Division of Epidemiology and Prevention Research
National Institute on Alcohol Abuse and Alcoholism (NIAAA)
John W. R. Phillips, Ph.D.
Division of Behavioral and Social Research
National Institute on Aging (NIA)
Regina M. Bures, Ph.D.
Demographic and Behavioral Sciences Branch, Center for Population Research
Eunice Kennedy Shriver National Institute of Child Health and Human Development (NICHD)
Nancy Breen, Ph.D.
Economist, Health Services and Economics Branch
Applied Research Program
National Cancer Institute (NCI)
Karen Huss, Ph.D., R.N., APN-BC, FAAN, FAAAI, FAHA
Program Director, Office of Extramural Programs
National Institute of Nursing Research (NINR)
Valerie L. Durrant, Ph.D.
Chief, Population Sciences and Epidemiology (PSE) Integrated Review Group
Center for Scientific Review, NIH
6701 Rockledge Drive, Room 3136, MSC 7770
Bethesda, MD 20892-7770 (20817 for Fed Ex/delivery)
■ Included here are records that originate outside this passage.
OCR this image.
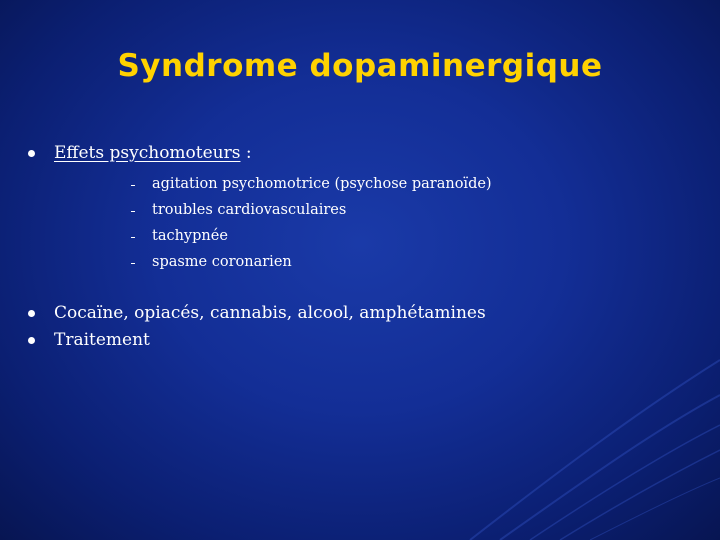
Syndrome dopaminergique
Effets psychomoteurs :
agitation psychomotrice (psychose paranoïde)
troubles cardiovasculaires
tachypnée
spasme coronarien
Cocaïne, opiacés, cannabis, alcool, amphétamines
Traitement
National Institute on Aging (NIA)
Recently issued trans-NIH policy notices may affect your application submission. A full list of policy notices published by NIH is provided in the NIH Guide for Grants and Contracts. All awards are subject to the terms and conditions, cost principles, and other considerations described in the NIH Grants Policy Statement.
Awards are made under the authorization of Sections 301 and 405 of the Public Health Service Act as amended (42 USC 241 and 284) and under Federal Regulations 42 CFR Part 52 and 45 CFR Parts 74 and 92.